Das kirchliche Argument für Klimaschutz war hingegen immer, dass man

Die Schöpfung bewahren

müsse. Und dieses Argument, dass Natur einen intrinsischen Wert hat, ist auch für AtheistInnen und AgnostikerInnen anschlussfähig. Insbesondere durch kirchliche Arbeit wurde dies sehr tief in unserer Gesellschaft verankert:

Erst durch kirchliche Beteiligung wurden vorher marginale Friedens-, und Umweltbewegungen auch mit der bürgerlichen Mehrheitsgesellschaft vernetzt und einflussreich. Man denke z.B. an das Kreuz von Wackersdorf.

Auch wenn die Grünen das ungerne zugeben, aber die Partei „die Grünen“ wäre ohne Kirche nicht in der heutigen Form vorstellbar. Man denke nur an den Katholiken Winfried Kretschmann oder an die Position des Präses der evangelischen Kirche in Deutschland welche von 2009-2013 von Katrin-Göring-Eckhard ausgeübt wurde.

Auch in der DDR gab es eine enge Verzahnung zwischen Kirche, Umweltschutz- und Oppositionsbewegung, die sich gegenseitig unterstützt und gestärkt haben.

Eine konkreter Maßnahme in jüngerer Zeit ist das Freiwillige Ökologische Jahr, wo kirchliche Jugendorganisationen bei gut der Hälfte der FÖJ-Verhältnisse die Trägerschaft übernehmen, Weiterbildungen organisieren und FÖJlerInnen vernetzen.
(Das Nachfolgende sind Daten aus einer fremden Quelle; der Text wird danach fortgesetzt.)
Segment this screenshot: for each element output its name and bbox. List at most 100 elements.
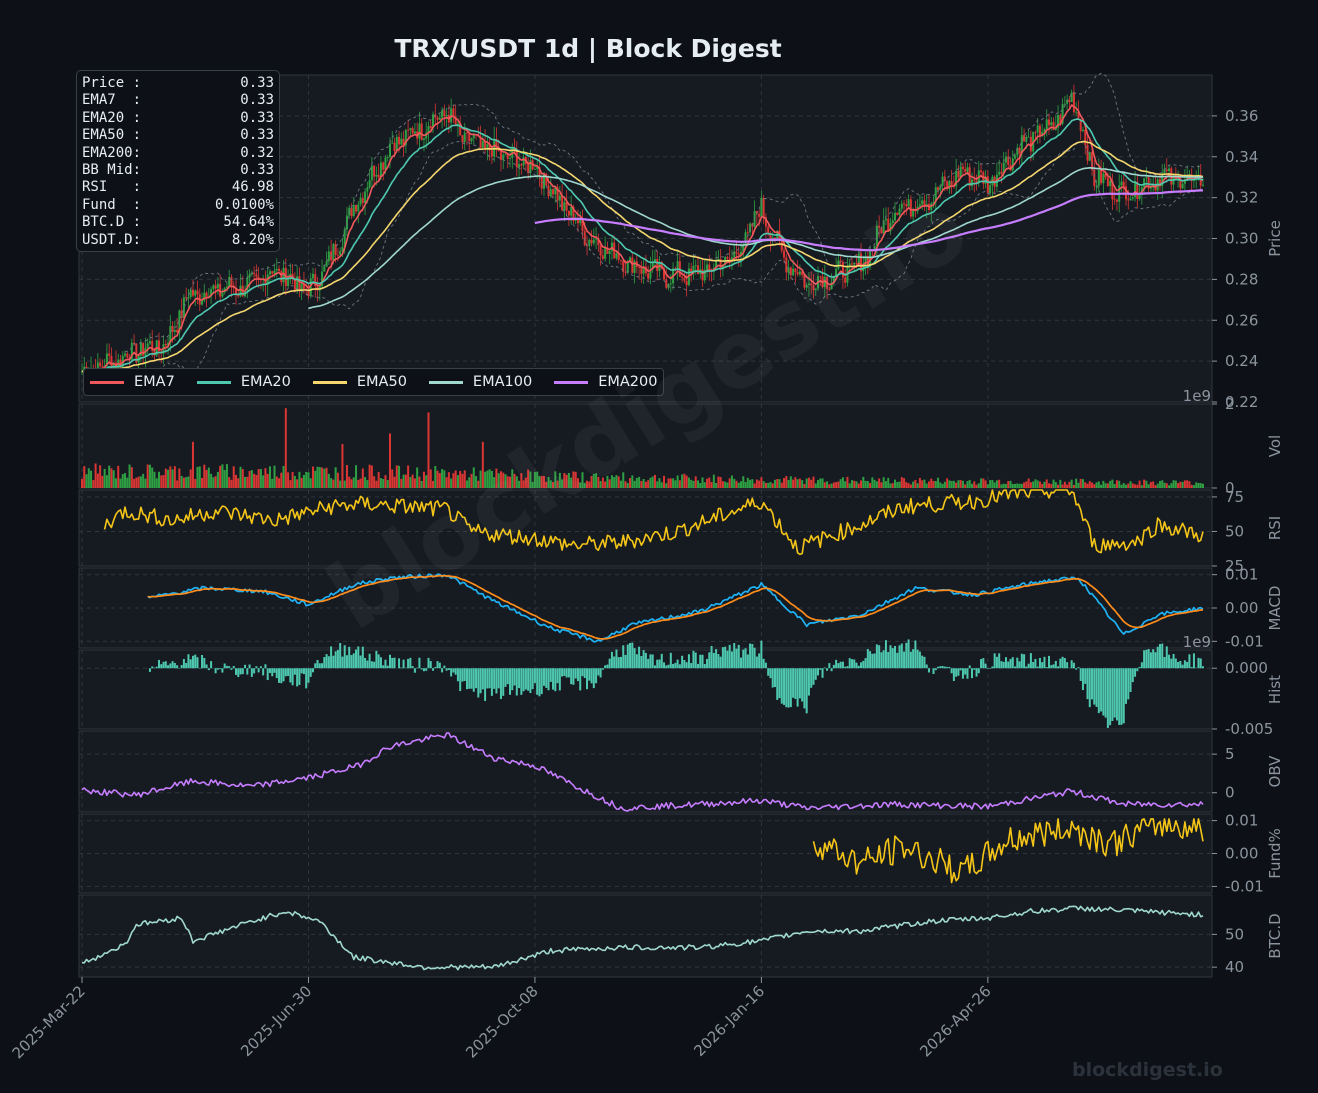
candle-body [572, 206, 575, 221]
volume-bar [234, 474, 237, 488]
volume-bar [561, 479, 564, 488]
hist-bar [961, 668, 964, 679]
candle-body [221, 292, 224, 297]
volume-bar [196, 466, 199, 488]
volume-bar [1100, 484, 1103, 488]
volume-bar [85, 474, 88, 488]
hist-bar [1163, 656, 1166, 669]
candle-body [375, 174, 378, 177]
hist-bar [189, 659, 192, 669]
hist-bar [201, 655, 204, 669]
hist-bar [370, 661, 373, 669]
candle-body [185, 297, 188, 299]
hist-bar [583, 668, 586, 679]
info-value: 0.33 [240, 127, 274, 144]
candle-body [201, 300, 204, 305]
candle-body [561, 195, 564, 211]
volume-bar [1002, 483, 1005, 488]
hist-bar [400, 667, 403, 669]
hist-bar [853, 659, 856, 669]
candle-body [298, 276, 301, 291]
hist-bar [1188, 654, 1191, 669]
volume-bar [735, 480, 738, 488]
hist-bar [438, 662, 441, 669]
candle-body [964, 168, 967, 172]
volume-bar [1086, 483, 1089, 488]
candle-body [726, 257, 729, 259]
hist-bar [284, 668, 287, 677]
hist-bar [477, 668, 480, 698]
candle-body [479, 136, 482, 148]
hist-bar [780, 668, 783, 704]
candle-body [1057, 115, 1060, 128]
hist-bar [721, 647, 724, 669]
volume-bar [894, 479, 897, 488]
candle-body [400, 138, 403, 145]
volume-bar [667, 478, 670, 488]
candle-body [1045, 119, 1048, 130]
y-tick-label: 50 [1225, 522, 1244, 540]
hist-bar [995, 656, 998, 669]
hist-bar [527, 668, 530, 691]
candle-body [105, 353, 108, 366]
hist-bar [812, 668, 815, 685]
volume-bar [201, 477, 204, 488]
hist-bar [228, 666, 231, 669]
volume-bar [1197, 482, 1200, 488]
candle-body [133, 342, 136, 344]
volume-bar [687, 477, 690, 488]
candle-body [1120, 181, 1123, 186]
candle-body [959, 166, 962, 178]
candle-body [108, 353, 111, 356]
x-tick-label: 2026-Apr-26 [916, 982, 994, 1060]
hist-bar [912, 649, 915, 669]
hist-bar [959, 668, 962, 671]
hist-bar [900, 643, 903, 669]
candle-body [1113, 199, 1116, 201]
volume-bar [108, 465, 111, 488]
hist-bar [407, 658, 410, 669]
ema-line-ema100 [308, 167, 1204, 310]
volume-bar [971, 483, 974, 488]
hist-bar [357, 646, 360, 669]
candle-body [1036, 125, 1039, 133]
volume-bar [302, 474, 305, 488]
y-tick-label: -0.01 [1225, 632, 1264, 650]
candle-body [327, 251, 330, 262]
volume-bar [884, 481, 887, 488]
hist-bar [946, 666, 949, 669]
hist-bar [241, 668, 244, 675]
hist-bar [1072, 662, 1075, 669]
candle-body [642, 266, 645, 274]
volume-bar [916, 483, 919, 488]
info-label: EMA200: [82, 144, 142, 161]
hist-bar [1023, 654, 1026, 669]
hist-bar [681, 655, 684, 669]
info-label: RSI : [82, 179, 142, 196]
volume-bar [1202, 483, 1204, 488]
hist-bar [941, 666, 944, 669]
volume-bar [742, 476, 745, 488]
candle-body [950, 181, 953, 186]
hist-bar [1007, 661, 1010, 669]
volume-bar [810, 479, 813, 488]
candle-body [253, 272, 256, 275]
volume-bar [169, 466, 172, 488]
hist-bar [826, 668, 829, 671]
volume-bar [1172, 480, 1175, 488]
candle-body [946, 181, 949, 189]
candle-body [853, 262, 856, 265]
candle-body [656, 258, 659, 272]
volume-bar [998, 479, 1001, 488]
candle-body [1072, 92, 1075, 113]
hist-bar [488, 668, 491, 689]
candle-body [975, 180, 978, 184]
legend-item: EMA7 [90, 374, 175, 390]
hist-bar [807, 668, 810, 696]
volume-bar [909, 484, 912, 488]
volume-bar [685, 475, 688, 488]
candle-body [504, 154, 507, 156]
volume-bar [778, 479, 781, 488]
hist-bar [345, 655, 348, 669]
hist-bar [837, 663, 840, 669]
So sind auch durch Mitwirkung der Kirchen in den letzten Jahrzehnten zehntausende junge Menschen für Umwelt- und Klimaschutz sensibilisiert worden und wirken nun im Alter zwischen 20 und 40 Jahren als MultiplikatorInnen in der Gesellschaft.

Der Begriff der Klimagerechtigkeit spielt im Diskurs in Deutschland eine im internationalen Vergleich größere Rolle, als in anderen industrialisierten Ländern. Entwicklungszusammenarbeit kirchlicher Gemeinden mit Partnergemeinden im globale Süden hat die Erkenntnis, dass wir mit unseren Emissionen die Lebensgrundlagen anderer Menschen zerstören, verankert. Das hatte konkrete Folgen: So wären die hunderte Milliarden, die Deutschland als Anschubfinanzierung für Solarenergie investiert hat, bis diese endlich günstig wurden, ohne diese gesellschaftliche Verankerung des Bewusstseins, dass unser Konsum anderen Menschen die Lebensgrundlagen zerstört, viel schwerer zu vermitteln gewesen.